Bayer bio-tech workers' vote in Berkeley send company a stinging rebuke
September 22, 2011 12:36 pm
■Yesterday's overwhelming vote signals a looming crisis if Bayer refuses to address job retention concerns after taking tax subsidies
BERKELEY, CA Workers at Bayer's pharmaceutical plant in Berkeley cast ballots yesterday in an election that sent the company a stinging rebuke for refusing to provide employees with job security after company officials took millions of dollars in taxpayer subsidies that were supposed to protect well-paying jobs.
By a margin of almost 4-1, workers authorized their elected negotiating committee to cancel an agreement reached three years ago with Bayer - if the company refuses to protect jobs from being outsourced
"Workers are standing up for the community because Bayer took millions in taxpayer subsidies to protect good jobs, and now they won't provide any assurance that those jobs won't be sent away," said Fred Pecker, the elected union leader from ILWU Local 6 who is helping 400 workers negotiate a new contract with Bayer.
Bayer's plant in Berkeley produces the highly profitable prescription drug Kogenate, which is used by hemophiliacs to improve blood clotting. Record sales of the drug totaled $1.35 billion in 2010, adding to Bayer's total profits last year of $2.5 billion.
Negotiations for a new contract began on July 25, 2011. Key concerns include the need for safer staffing to protect employees and ensure quality standards won't be compromised in the plant. Also important is the need for affordable health care benefits, which have been taking a greater share of worker's paychecks each month. Concerns
over job security erupted in 2009 when Bayer threatened to outsource some of the Kogenate production to another
state. Local and state officials agreed to provide Bayer with generous tax subsidies if the company would keep jobs in
the community. Concern exploded again this spring when Bayer decided to close a nearby plant in Emeryville, outsourcing the 400 jobs to a foreign facility.

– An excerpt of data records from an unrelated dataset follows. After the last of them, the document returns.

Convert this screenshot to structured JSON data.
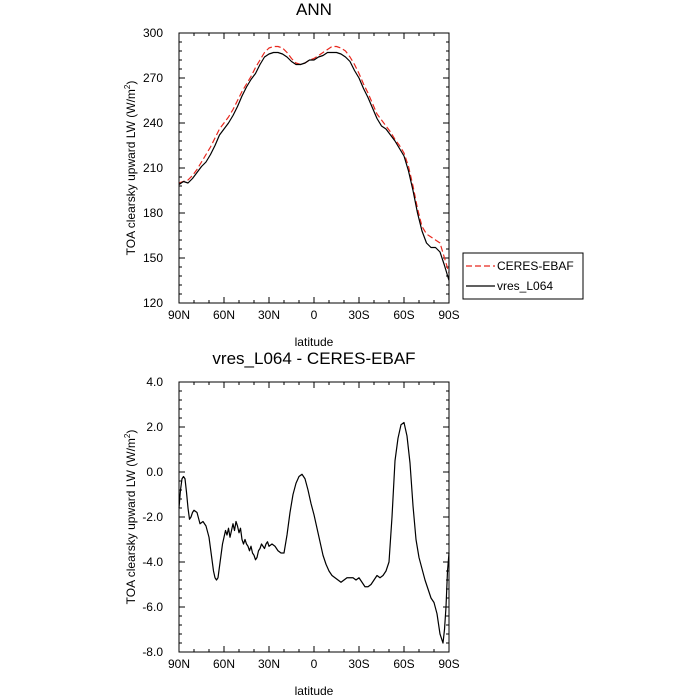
{
  "chart_data": [
    {
      "type": "line",
      "title": "ANN",
      "xlabel": "latitude",
      "ylabel": "TOA clearsky upward LW (W/m",
      "ylabel_sup": "2",
      "ylabel_close": ")",
      "xlim": [
        90,
        -90
      ],
      "ylim": [
        120,
        300
      ],
      "xticks": [
        90,
        60,
        30,
        0,
        -30,
        -60,
        -90
      ],
      "xtick_labels": [
        "90N",
        "60N",
        "30N",
        "0",
        "30S",
        "60S",
        "90S"
      ],
      "yticks": [
        120,
        150,
        180,
        210,
        240,
        270,
        300
      ],
      "ytick_labels": [
        "120",
        "150",
        "180",
        "210",
        "240",
        "270",
        "300"
      ],
      "legend": "right",
      "series": [
        {
          "name": "CERES-EBAF",
          "color": "#e8281e",
          "dash": true,
          "x": [
            90,
            87,
            84,
            81,
            78,
            75,
            72,
            69,
            66,
            63,
            60,
            57,
            54,
            51,
            48,
            45,
            42,
            39,
            36,
            33,
            30,
            27,
            24,
            21,
            18,
            15,
            12,
            9,
            6,
            3,
            0,
            -3,
            -6,
            -9,
            -12,
            -15,
            -18,
            -21,
            -24,
            -27,
            -30,
            -33,
            -36,
            -39,
            -42,
            -45,
            -48,
            -51,
            -54,
            -57,
            -60,
            -63,
            -66,
            -69,
            -72,
            -75,
            -78,
            -81,
            -84,
            -87,
            -90
          ],
          "y": [
            200,
            201,
            202,
            205,
            209,
            214,
            219,
            224,
            230,
            236,
            240,
            244,
            249,
            255,
            261,
            266,
            271,
            277,
            282,
            287,
            290,
            291,
            291,
            290,
            287,
            283,
            280,
            279,
            280,
            282,
            283,
            285,
            287,
            289,
            291,
            291,
            290,
            288,
            284,
            279,
            273,
            266,
            260,
            253,
            246,
            242,
            238,
            234,
            229,
            225,
            220,
            211,
            198,
            183,
            171,
            166,
            164,
            162,
            160,
            150,
            140
          ]
        },
        {
          "name": "vres_L064",
          "color": "#000000",
          "dash": false,
          "x": [
            90,
            87,
            84,
            81,
            78,
            75,
            72,
            69,
            66,
            63,
            60,
            57,
            54,
            51,
            48,
            45,
            42,
            39,
            36,
            33,
            30,
            27,
            24,
            21,
            18,
            15,
            12,
            9,
            6,
            3,
            0,
            -3,
            -6,
            -9,
            -12,
            -15,
            -18,
            -21,
            -24,
            -27,
            -30,
            -33,
            -36,
            -39,
            -42,
            -45,
            -48,
            -51,
            -54,
            -57,
            -60,
            -63,
            -66,
            -69,
            -72,
            -75,
            -78,
            -81,
            -84,
            -87,
            -90
          ],
          "y": [
            199,
            201,
            200,
            203,
            207,
            211,
            214,
            219,
            225,
            232,
            236,
            240,
            245,
            251,
            258,
            264,
            269,
            273,
            279,
            284,
            286,
            287,
            287,
            286,
            284,
            281,
            279,
            279,
            280,
            282,
            282,
            284,
            285,
            287,
            287,
            287,
            286,
            284,
            281,
            275,
            270,
            263,
            257,
            250,
            243,
            238,
            236,
            232,
            228,
            223,
            218,
            208,
            195,
            180,
            168,
            160,
            157,
            157,
            154,
            145,
            135
          ]
        }
      ]
    },
    {
      "type": "line",
      "title": "vres_L064 - CERES-EBAF",
      "xlabel": "latitude",
      "ylabel": "TOA clearsky upward LW (W/m",
      "ylabel_sup": "2",
      "ylabel_close": ")",
      "xlim": [
        90,
        -90
      ],
      "ylim": [
        -8.0,
        4.0
      ],
      "xticks": [
        90,
        60,
        30,
        0,
        -30,
        -60,
        -90
      ],
      "xtick_labels": [
        "90N",
        "60N",
        "30N",
        "0",
        "30S",
        "60S",
        "90S"
      ],
      "yticks": [
        -8.0,
        -6.0,
        -4.0,
        -2.0,
        0.0,
        2.0,
        4.0
      ],
      "ytick_labels": [
        "-8.0",
        "-6.0",
        "-4.0",
        "-2.0",
        "0.0",
        "2.0",
        "4.0"
      ],
      "series": [
        {
          "color": "#000000",
          "dash": false,
          "x": [
            90,
            89,
            88,
            87,
            86,
            85,
            84,
            83,
            82,
            81,
            80,
            78,
            76,
            74,
            72,
            70,
            69,
            68,
            67,
            66,
            65,
            64,
            63,
            62,
            61,
            60,
            59,
            58,
            57,
            56,
            55,
            54,
            53,
            52,
            51,
            50,
            49,
            48,
            47,
            46,
            45,
            44,
            43,
            42,
            41,
            40,
            39,
            38,
            37,
            36,
            35,
            34,
            33,
            32,
            31,
            30,
            28,
            26,
            24,
            22,
            20,
            18,
            16,
            14,
            12,
            10,
            8,
            6,
            4,
            2,
            0,
            -2,
            -4,
            -6,
            -8,
            -10,
            -12,
            -14,
            -16,
            -18,
            -20,
            -22,
            -24,
            -26,
            -28,
            -30,
            -32,
            -34,
            -36,
            -38,
            -40,
            -42,
            -44,
            -46,
            -48,
            -50,
            -52,
            -54,
            -56,
            -58,
            -60,
            -62,
            -64,
            -66,
            -68,
            -70,
            -72,
            -74,
            -76,
            -78,
            -80,
            -82,
            -84,
            -86,
            -87,
            -88,
            -89,
            -90
          ],
          "y": [
            -1.6,
            -0.8,
            -0.3,
            -0.2,
            -0.3,
            -0.9,
            -1.6,
            -2.1,
            -2.0,
            -1.8,
            -1.7,
            -1.8,
            -2.3,
            -2.2,
            -2.4,
            -2.9,
            -3.4,
            -3.9,
            -4.4,
            -4.7,
            -4.8,
            -4.7,
            -4.2,
            -3.7,
            -3.2,
            -2.9,
            -2.6,
            -2.8,
            -2.5,
            -2.9,
            -2.6,
            -2.3,
            -2.6,
            -2.2,
            -2.4,
            -2.7,
            -2.5,
            -3.0,
            -3.2,
            -3.0,
            -3.2,
            -3.3,
            -3.5,
            -3.3,
            -3.6,
            -3.7,
            -3.9,
            -3.8,
            -3.5,
            -3.4,
            -3.2,
            -3.3,
            -3.4,
            -3.2,
            -3.1,
            -3.3,
            -3.2,
            -3.3,
            -3.5,
            -3.6,
            -3.6,
            -2.8,
            -1.8,
            -1.0,
            -0.5,
            -0.2,
            -0.1,
            -0.3,
            -0.8,
            -1.4,
            -1.9,
            -2.5,
            -3.1,
            -3.7,
            -4.1,
            -4.4,
            -4.6,
            -4.7,
            -4.8,
            -4.9,
            -4.8,
            -4.7,
            -4.7,
            -4.7,
            -4.8,
            -4.7,
            -4.9,
            -5.1,
            -5.1,
            -5.0,
            -4.8,
            -4.6,
            -4.7,
            -4.6,
            -4.4,
            -4.0,
            -2.0,
            0.5,
            1.5,
            2.1,
            2.2,
            1.6,
            0.4,
            -1.5,
            -3.0,
            -3.8,
            -4.3,
            -4.8,
            -5.2,
            -5.6,
            -5.8,
            -6.3,
            -7.2,
            -7.6,
            -7.0,
            -6.0,
            -4.4,
            -3.6
          ]
        }
      ]
    }
  ]
}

"Too many companies are trying to take advantage of workers and communities during the recession," said Pecker. "We're asking Bayer to be more accountable to our community and taxpayers."
If Bayer refuses to address the community concerns about good jobs and taxpayer subsidies, workers may
notify Bayer that the current agreement will be cancelled within 48 hours - opening the door for further action.